Another trick is to clear the flush holes, or siphon jets, in the toilet bowl. These are usually located underneath the inside of the rim of the toilet bowl. These small holes push water from the tank down the sides of the toilet bowl to make sure all waste water flushes down the drain. Over time, the siphon jets will inevitably become blocked with mineral deposits. Clearing up the mineral deposits can provide more water pressure.

To do this, you’ll need to empty the tank and the toilet bowl. Turn off the water supply to the toilet before flushing the toilet, then watch to be sure the tank empties out. Once the tank is empty, either let the toilet bowl dry, or take a rag to the inner rim of the bowl around the flush holes. Next, take a sturdy, waterproof, duct tape and apply it over the holes. The idea is to block the holes entirely, so they don’t leak.

Once they are taped off, pour a gallon or more of white vinegar into the toilet tank. Flush the toilet and check that the tape held securely over the siphon jets. The tape should trap the white vinegar in the jets, allowing it to dissolve the mineral buildup in the holes. Let the vinegar sit for at least a half an hour, but it can stay in the toilet overnight if necessary, as long as the water supply can be left off and the toilet unused.

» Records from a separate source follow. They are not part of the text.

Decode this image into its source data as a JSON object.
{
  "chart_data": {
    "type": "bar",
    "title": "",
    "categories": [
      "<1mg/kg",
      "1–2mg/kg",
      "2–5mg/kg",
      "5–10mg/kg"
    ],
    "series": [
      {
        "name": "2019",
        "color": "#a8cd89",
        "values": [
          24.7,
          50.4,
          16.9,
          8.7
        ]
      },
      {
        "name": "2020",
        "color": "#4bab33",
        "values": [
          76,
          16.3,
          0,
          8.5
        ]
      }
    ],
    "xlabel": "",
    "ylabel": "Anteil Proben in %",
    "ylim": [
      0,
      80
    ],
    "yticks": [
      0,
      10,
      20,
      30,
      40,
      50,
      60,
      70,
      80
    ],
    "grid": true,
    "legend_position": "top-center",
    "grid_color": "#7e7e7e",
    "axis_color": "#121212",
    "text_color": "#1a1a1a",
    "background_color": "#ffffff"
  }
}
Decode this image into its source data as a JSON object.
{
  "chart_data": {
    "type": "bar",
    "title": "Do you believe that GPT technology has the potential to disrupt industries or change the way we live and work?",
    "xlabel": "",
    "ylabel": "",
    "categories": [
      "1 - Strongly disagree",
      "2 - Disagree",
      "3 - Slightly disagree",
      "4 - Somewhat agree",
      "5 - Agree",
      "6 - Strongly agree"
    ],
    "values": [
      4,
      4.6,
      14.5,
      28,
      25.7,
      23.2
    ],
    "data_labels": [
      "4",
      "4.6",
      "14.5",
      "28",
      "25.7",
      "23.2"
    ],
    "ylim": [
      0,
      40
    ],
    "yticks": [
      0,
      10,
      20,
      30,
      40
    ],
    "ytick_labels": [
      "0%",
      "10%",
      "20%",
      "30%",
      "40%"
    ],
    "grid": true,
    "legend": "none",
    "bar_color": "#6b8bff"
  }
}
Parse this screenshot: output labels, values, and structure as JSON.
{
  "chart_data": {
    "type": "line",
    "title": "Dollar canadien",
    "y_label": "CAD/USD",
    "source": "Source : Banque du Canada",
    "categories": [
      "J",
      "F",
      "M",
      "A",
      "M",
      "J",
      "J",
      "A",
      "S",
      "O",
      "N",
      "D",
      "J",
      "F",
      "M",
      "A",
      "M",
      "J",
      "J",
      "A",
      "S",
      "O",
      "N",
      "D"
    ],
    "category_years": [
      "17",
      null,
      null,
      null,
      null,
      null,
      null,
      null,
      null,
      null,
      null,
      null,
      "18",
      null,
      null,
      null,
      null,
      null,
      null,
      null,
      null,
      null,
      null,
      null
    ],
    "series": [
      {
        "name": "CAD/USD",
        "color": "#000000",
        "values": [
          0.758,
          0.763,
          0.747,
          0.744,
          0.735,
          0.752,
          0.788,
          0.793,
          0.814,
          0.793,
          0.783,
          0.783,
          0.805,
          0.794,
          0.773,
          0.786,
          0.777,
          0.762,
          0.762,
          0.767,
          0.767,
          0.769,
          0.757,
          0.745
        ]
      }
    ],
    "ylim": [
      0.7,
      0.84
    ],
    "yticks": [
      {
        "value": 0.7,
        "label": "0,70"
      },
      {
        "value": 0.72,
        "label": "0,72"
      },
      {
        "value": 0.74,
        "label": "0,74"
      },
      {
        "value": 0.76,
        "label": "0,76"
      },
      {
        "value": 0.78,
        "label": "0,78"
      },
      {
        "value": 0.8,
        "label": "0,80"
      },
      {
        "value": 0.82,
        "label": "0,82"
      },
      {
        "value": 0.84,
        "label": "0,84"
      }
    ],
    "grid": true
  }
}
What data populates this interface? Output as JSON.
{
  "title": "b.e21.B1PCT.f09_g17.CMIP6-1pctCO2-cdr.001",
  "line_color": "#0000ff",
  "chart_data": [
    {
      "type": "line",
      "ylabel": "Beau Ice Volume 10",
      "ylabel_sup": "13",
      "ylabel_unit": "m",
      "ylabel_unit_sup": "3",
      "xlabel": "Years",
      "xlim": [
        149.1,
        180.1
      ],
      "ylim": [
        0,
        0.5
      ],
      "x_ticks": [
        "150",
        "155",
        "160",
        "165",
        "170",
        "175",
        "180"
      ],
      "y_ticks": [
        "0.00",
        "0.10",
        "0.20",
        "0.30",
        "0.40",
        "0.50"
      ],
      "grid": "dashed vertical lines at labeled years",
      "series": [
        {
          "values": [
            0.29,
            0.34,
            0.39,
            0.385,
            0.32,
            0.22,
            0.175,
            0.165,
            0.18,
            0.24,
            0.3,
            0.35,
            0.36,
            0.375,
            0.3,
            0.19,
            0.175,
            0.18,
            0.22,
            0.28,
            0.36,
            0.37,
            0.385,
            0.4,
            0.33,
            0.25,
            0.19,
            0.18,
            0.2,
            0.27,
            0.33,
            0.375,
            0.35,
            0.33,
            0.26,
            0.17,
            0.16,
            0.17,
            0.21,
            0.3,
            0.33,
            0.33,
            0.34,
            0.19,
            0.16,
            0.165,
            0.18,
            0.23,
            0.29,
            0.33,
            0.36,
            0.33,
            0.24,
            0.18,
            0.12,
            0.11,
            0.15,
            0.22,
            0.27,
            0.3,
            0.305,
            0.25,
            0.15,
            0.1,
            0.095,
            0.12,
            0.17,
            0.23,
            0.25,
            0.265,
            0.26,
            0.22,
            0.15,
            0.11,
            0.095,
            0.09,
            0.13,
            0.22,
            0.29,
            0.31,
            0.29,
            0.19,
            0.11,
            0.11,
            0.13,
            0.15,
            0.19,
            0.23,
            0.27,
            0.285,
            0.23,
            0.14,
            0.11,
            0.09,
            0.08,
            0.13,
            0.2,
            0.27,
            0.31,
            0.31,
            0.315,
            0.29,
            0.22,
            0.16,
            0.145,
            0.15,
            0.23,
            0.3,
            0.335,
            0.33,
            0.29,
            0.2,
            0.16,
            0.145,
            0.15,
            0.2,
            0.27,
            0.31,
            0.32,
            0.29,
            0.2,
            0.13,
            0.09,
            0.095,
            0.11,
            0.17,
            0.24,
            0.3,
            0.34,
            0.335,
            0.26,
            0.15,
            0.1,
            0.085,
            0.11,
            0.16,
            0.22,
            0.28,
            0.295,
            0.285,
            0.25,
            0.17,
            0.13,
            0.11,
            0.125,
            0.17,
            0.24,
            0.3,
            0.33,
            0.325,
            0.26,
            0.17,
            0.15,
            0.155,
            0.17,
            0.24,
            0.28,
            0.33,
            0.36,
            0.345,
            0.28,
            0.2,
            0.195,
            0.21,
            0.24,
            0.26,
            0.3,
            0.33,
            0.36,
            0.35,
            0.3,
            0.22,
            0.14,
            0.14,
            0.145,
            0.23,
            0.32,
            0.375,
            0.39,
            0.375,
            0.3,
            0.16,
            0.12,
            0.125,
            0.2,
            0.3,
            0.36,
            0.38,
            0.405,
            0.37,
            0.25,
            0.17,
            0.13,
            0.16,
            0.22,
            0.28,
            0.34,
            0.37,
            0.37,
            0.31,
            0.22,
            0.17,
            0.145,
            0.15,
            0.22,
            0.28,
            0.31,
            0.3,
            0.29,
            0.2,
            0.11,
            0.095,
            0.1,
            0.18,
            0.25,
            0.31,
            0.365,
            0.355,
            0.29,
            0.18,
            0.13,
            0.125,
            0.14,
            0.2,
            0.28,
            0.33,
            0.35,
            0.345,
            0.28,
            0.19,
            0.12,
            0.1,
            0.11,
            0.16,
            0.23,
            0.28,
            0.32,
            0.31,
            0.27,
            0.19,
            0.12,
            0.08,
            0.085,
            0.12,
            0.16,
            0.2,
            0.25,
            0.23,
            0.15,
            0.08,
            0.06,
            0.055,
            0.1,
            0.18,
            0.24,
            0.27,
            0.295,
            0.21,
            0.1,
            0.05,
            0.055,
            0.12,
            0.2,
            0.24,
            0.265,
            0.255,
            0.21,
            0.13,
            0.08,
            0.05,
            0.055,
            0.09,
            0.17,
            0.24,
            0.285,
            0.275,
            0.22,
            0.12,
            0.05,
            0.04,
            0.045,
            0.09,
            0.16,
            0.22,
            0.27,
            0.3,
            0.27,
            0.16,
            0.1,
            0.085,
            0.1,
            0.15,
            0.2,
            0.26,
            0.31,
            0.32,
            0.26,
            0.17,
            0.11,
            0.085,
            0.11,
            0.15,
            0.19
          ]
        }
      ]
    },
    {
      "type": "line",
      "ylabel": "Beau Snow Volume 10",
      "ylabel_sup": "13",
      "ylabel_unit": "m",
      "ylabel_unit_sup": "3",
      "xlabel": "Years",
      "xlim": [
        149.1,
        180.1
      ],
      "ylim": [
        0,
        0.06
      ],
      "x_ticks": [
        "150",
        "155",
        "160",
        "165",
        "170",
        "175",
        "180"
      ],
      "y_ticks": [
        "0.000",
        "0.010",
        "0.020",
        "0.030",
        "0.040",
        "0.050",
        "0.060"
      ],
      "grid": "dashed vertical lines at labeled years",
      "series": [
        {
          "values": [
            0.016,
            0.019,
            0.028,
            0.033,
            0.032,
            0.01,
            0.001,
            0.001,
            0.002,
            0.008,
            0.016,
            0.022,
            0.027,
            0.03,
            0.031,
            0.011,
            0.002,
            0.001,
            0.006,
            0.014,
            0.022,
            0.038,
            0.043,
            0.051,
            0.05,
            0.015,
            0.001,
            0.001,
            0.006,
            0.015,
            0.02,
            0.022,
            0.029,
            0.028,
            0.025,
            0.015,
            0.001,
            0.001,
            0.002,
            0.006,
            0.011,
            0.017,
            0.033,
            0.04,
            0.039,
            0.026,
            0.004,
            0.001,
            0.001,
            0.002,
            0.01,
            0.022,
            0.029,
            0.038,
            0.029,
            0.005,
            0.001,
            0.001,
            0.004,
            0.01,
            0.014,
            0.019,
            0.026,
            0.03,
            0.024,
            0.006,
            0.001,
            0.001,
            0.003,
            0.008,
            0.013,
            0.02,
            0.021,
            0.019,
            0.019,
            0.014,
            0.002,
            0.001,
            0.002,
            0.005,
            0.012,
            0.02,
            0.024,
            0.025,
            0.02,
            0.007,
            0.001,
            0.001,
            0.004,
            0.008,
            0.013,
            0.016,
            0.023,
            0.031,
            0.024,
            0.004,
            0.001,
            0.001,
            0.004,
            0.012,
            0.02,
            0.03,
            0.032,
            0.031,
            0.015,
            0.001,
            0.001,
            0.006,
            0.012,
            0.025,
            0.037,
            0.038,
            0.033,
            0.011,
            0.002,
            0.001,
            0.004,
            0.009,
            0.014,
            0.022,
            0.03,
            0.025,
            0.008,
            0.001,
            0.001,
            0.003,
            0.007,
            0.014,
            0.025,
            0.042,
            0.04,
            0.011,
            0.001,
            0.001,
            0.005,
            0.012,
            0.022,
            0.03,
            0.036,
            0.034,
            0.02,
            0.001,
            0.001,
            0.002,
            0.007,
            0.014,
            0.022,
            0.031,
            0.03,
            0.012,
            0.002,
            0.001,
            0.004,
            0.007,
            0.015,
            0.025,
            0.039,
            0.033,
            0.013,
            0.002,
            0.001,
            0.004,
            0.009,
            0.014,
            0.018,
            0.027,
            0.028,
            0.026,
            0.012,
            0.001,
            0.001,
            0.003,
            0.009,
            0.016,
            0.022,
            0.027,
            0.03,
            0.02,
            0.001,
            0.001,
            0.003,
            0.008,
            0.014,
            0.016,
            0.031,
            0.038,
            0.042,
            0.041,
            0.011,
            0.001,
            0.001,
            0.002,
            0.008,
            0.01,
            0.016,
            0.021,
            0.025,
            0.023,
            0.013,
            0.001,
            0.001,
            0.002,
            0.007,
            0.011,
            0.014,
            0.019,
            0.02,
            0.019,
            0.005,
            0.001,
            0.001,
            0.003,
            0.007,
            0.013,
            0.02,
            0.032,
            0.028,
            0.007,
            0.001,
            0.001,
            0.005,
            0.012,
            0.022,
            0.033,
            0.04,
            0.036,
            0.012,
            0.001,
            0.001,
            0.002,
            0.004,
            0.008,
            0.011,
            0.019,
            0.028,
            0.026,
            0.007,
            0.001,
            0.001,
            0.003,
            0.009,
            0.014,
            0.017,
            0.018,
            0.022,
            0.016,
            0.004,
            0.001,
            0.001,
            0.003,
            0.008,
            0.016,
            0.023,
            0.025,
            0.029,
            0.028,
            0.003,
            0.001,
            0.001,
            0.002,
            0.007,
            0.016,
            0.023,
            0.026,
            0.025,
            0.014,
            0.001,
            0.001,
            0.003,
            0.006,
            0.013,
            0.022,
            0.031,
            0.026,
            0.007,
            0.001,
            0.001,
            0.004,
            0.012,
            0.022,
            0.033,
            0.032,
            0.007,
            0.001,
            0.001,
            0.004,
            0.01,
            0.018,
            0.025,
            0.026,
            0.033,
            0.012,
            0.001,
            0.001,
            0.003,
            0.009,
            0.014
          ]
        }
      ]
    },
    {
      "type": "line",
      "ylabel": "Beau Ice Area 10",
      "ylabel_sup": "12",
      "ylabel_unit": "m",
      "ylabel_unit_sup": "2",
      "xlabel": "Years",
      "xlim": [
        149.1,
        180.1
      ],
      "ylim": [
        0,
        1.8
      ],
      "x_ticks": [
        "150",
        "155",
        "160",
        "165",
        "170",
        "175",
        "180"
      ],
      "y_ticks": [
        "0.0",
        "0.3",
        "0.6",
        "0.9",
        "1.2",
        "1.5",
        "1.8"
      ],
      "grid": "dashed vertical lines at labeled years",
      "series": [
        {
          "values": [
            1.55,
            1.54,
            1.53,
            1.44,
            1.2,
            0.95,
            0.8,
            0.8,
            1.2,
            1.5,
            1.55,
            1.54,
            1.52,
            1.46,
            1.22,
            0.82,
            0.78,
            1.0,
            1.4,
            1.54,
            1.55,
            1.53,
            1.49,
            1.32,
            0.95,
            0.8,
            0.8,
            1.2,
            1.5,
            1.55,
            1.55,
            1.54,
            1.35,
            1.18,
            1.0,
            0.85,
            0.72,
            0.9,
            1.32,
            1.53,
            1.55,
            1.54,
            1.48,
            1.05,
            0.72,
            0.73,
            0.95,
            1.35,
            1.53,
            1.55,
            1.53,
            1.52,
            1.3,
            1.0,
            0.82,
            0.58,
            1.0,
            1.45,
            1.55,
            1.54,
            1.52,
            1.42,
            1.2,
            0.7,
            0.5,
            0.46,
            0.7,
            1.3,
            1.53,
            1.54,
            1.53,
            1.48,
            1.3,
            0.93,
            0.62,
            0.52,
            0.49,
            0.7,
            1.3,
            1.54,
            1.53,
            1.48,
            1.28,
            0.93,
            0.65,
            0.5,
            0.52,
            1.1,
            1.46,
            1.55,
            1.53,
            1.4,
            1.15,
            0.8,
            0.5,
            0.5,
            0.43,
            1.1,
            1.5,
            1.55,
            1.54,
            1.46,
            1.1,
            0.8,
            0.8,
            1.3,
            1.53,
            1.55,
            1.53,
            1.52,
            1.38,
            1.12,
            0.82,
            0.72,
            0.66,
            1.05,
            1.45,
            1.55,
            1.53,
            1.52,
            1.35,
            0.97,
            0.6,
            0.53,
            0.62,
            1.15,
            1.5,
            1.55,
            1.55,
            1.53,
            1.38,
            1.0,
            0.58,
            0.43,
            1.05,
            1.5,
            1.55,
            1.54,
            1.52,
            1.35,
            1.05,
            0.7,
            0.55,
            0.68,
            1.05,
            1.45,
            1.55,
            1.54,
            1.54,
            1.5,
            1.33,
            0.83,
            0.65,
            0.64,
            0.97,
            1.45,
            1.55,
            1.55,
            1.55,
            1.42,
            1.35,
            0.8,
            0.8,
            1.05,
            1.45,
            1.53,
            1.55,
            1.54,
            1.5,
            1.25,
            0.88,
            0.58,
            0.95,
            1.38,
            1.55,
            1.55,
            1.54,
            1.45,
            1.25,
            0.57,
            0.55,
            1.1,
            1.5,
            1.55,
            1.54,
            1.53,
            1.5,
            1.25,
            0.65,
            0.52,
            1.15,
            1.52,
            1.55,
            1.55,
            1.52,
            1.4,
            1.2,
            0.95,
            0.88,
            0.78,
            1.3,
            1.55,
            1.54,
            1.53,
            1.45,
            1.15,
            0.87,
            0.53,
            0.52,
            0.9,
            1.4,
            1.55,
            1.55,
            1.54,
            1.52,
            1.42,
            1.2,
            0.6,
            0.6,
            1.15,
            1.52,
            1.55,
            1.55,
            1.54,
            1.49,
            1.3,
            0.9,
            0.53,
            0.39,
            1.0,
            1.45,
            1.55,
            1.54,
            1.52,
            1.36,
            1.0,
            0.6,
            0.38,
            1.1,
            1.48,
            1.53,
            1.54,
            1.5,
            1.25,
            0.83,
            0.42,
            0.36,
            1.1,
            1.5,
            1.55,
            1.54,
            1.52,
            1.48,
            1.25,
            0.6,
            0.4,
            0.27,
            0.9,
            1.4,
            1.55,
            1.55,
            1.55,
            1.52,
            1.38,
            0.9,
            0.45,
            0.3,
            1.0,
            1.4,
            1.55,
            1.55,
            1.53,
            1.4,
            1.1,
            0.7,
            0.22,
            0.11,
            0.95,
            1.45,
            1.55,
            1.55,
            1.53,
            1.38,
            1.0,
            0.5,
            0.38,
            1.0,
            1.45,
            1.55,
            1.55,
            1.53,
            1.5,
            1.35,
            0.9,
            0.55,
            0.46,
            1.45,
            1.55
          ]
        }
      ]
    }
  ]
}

After the vinegar has had a chance to work, remove the tape and turn the water supply back on. Flush the toilet a few times to clear out the vinegar. The siphon jets should be cleared and the water pressure improved. You can also take a bristled bottle brush to the flush holes to gently scrub away any stubborn mineral deposits that remain. This is a quick maintenance cleaning trick that can be done once a year or so, just to keep the buildup at a minimum and your toilet in tiptop shape.

Toilet Age

How old is your toilet? If it’s reached that 25 year mark, it may be time to look into something newer. With old toilets, the wear and tear adds up, and multiple parts can go bad over time. In the long run, if your toilet is older, it may be better to start fresh. Take the time to shop around, compare prices and features to find the best fit for your home. With a little research, you may find it more cost effective to replace your toilet than to pay for the repairs if these solutions don’t bring results.

Flushing power is important for your toilet’s smooth and reliable operation. Just because plumbing problems are bound to happen now and then doesn’t mean that you can’t take care of them yourself. If you find that your toilet is losing water pressure, these DIY tips can help you restore, and even increase, a toilet’s flush power.